In this research supported by the Analytical and Surface Chemistry Program, Professor Stellwagen and her group will study the binding of monovalent cations to DNA hairpins, and the effect of monovalent cation binding on hairpin stability, using capillary electrophoresis. The current structure-prediction algorithms do not reliably predict DNA hairpin stability, indicating that the interactions leading to hairpin formation are not properly included in the folding routines. Since hairpin structures in single-stranded DNA oligomers are only marginally stable, they are difficult to study by conventional methods such as ultraviolet absorption or differential scanning calorimetry. By contrast, free solution capillary electrophoresis can detect hairpin formation and cation binding directly, because electrophoretic mobility depends on both the shape and the effective charge of the analyte.
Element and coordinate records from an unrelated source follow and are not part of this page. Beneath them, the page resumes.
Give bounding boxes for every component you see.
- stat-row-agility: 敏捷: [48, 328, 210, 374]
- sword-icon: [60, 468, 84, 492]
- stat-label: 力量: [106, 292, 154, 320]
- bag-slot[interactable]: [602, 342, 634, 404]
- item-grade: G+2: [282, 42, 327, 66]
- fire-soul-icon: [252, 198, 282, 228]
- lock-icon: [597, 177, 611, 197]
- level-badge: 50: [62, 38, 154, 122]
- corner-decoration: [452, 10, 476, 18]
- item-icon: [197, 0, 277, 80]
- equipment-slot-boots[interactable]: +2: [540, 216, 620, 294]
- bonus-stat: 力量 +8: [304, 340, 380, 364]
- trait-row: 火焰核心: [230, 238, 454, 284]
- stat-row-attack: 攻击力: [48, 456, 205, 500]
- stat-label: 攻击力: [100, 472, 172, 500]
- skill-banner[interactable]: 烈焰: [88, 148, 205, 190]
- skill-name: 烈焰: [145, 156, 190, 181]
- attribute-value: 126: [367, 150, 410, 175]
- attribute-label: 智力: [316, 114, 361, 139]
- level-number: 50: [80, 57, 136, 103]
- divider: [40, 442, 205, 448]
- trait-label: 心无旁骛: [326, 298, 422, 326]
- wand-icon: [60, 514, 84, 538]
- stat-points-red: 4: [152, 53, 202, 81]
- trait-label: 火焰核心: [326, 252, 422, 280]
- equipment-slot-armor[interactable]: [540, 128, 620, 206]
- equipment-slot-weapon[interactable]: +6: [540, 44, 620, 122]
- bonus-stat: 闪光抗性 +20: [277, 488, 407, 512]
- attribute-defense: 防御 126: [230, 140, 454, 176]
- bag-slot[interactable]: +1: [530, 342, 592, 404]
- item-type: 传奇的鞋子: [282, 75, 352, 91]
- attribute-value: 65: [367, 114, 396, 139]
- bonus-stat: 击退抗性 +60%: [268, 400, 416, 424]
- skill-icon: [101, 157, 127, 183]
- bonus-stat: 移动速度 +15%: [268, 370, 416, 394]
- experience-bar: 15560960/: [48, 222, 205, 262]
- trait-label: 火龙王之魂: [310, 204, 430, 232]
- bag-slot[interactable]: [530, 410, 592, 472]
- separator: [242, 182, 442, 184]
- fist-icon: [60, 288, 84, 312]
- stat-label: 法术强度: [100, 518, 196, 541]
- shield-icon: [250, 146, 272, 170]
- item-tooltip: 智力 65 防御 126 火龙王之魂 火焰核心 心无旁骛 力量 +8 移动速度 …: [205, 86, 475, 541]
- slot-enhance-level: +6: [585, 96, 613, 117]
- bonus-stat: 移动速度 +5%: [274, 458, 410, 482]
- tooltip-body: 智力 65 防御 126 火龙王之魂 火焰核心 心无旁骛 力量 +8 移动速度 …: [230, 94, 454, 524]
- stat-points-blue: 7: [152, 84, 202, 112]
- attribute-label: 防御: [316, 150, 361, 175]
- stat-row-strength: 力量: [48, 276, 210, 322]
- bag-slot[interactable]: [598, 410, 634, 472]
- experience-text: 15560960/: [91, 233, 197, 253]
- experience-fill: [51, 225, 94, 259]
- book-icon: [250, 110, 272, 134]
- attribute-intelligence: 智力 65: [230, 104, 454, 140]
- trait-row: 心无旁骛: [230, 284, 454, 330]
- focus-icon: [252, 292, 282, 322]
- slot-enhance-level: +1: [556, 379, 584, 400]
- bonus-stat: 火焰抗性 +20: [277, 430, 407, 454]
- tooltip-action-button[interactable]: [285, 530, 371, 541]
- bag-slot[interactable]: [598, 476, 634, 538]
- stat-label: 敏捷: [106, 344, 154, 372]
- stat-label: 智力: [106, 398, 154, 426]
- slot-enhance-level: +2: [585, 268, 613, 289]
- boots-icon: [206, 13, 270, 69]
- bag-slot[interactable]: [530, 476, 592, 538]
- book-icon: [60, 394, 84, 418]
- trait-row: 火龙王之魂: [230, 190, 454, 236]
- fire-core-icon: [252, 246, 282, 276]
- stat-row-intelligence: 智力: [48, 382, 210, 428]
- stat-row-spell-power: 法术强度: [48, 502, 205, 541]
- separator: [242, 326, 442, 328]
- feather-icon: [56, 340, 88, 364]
Broader impact of the proposed research: An important aspect of the project is its contribution to the training of undergraduate students and recent graduates in the biochemical and/or biophysical sciences. There are also scientific and technological broader impacts. Unexpected hairpin formation in single-stranded DNA oligomers can interfere with the hybridization of DNA oligomers to their target DNA or RNA sequences, creating difficulties in the design of multiplex PCR reactions and the interpretation of microarray experiments. Hairpin formation can also interfere with the effectiveness of DNA oligonucleotides used as antisense gene therapy agents. Hence, it is important to be able to predict hairpin formation in DNA oligomers and to understand the factors contributing to hairpin stability. The capillary electrophoresis methods that we have developed to measure monovalent cation binding to DNA are of general utility and can be used to measure the binding of other ligands to other analytes. .
" was designed to measure the effect of different monovalent cations on the thermal stability of small DNA hairpins and duplexes. A second goal was to use the project to contribute to the education of a scientifically trained public by using young undergraduate students and recent college graduates to help carry out the experiments. DNA stability was measured by capillary electrophoresis, since the folded, native structures of DNA hairpins and duplexes have faster mobilities than their unfolded, denatured counterparts. Two papers related to the project have been published in the scientific literature; others are in preparation. The first published paper (E. Stellwagen, E., J.M. Muse, and N.C. Stellwagen, Biochemistry 2011, 50, 3084) showed that the melting temperature of a small DNA hairpin depended on the concentration and size of the cation. Small monovalent cations increased the thermal stability of the hairpin with increasing cation concentration, while large monovalent cations either had no effect or decreased the thermal stability with increasing cation concentration. The results suggest that small cations stabilize DNA hairpins and duplexes because they are more effective at shielding the negative charges of the relatively closely spaced phosphate residues in native DNA. By contrast, large cations are more effective at shielding the negative charges of the more widely spaced phosphate residues in denatured DNA, shifting the hairpin ↔ random coil equilibrium toward the coiled conformation. The second paper published in the scientific literature (C.Y. Chang and N.C. Stellwagen, Biochemistry 2011, 50, 9148) described the effect of DNA sequence on the thermal stability of hairpins with short stems and large loops. The melting temperatures observed for some of the hairpins were significantly lower than expected from popular structure-prediction programs in the literature. Analyzing the thermal stabilities of hairpins with different sequences indicated that the residues in the loops of the more stable hairpins form non-standard base pairs across the loop, effectively increasing the length of the stem and stabilizing the hairpin. Hairpins with relatively low thermal stabilities have unstructured loops without non-standard base pairs forming across the loop.